# Minimal normal subgroup and core-free maximal subgroup need not be permutable complements

## Statement

Suppose $G$ is a primitive group, $M$ is a core-free maximal subgroup of $G$, and $N$ is a minimal normal subgroup of $G$. Then, $M$ and $N$ need not be permutable complements.
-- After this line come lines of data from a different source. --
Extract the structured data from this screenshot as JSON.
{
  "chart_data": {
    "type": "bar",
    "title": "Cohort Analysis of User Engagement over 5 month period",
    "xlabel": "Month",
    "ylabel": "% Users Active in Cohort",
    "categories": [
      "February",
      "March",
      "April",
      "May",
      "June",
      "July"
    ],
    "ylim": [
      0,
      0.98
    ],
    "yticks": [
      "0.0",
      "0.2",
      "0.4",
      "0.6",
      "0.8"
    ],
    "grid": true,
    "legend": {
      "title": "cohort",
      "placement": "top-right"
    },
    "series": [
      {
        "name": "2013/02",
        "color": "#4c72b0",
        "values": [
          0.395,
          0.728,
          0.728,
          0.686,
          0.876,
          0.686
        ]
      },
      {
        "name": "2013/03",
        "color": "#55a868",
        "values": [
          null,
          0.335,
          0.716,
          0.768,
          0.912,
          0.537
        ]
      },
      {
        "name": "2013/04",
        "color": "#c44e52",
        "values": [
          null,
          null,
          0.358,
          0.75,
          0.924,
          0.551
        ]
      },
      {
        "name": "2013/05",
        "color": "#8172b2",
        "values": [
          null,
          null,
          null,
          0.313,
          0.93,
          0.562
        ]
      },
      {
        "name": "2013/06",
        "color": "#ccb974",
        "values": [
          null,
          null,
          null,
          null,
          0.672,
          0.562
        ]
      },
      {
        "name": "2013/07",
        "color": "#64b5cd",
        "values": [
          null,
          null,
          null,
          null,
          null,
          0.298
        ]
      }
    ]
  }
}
Specifically, either of these cases is possible:

• $G$ itself is a simple group and $N = G$.
• $G$ is not a simple group, and $N$ is a proper subgroup of $G$, but $M \cap N$ is trivial.

## Proof

### Example of situation where the whole group is simple

Further information: alternating group:A5, A5 is simple

Let $G$ be the alternating group on $\{ 1,2,3,4,5 \}$. Let $N = G$. Let $M$ be the subgroup of $G$ comprising those permutations that fix $\{ 5 \}$.

Note that:

• $M$ is maximal, since it has index five.
• Since $G$ is simple and $M$ is a proper subgroup, $M$ is a core-free subgroup.
• Since $G$ is simple, $N = G$ is a minimal normal subgroup.

### Example of situation where the whole group is not simple

Further information: symmetric group:S5

Let $G$ be the symmetric group on $\{ 1,2,3,4,5 \}$. Let $M$ be the subgroup comprising those permutations that fix $\{ 5 \}$. Let $N$ be the subgroup comprising the even permutations, i.e., the alternating group on $\{ 1,2,3,4,5 \}$.

• $M$ is maximal, since it has index five, which is prime.
• $M$ is a core-free subgroup, since its conjugates are precisely the subgroups that fix the elements $\{ 1 \}, \{ 2 \}, \{ 3 \}, \{ 4 \}, \{ 5 \}$, and the intersection of all these is the identity element.
• $N$ is a minimal normal subgroup, since $N$ is a simple normal subgroup.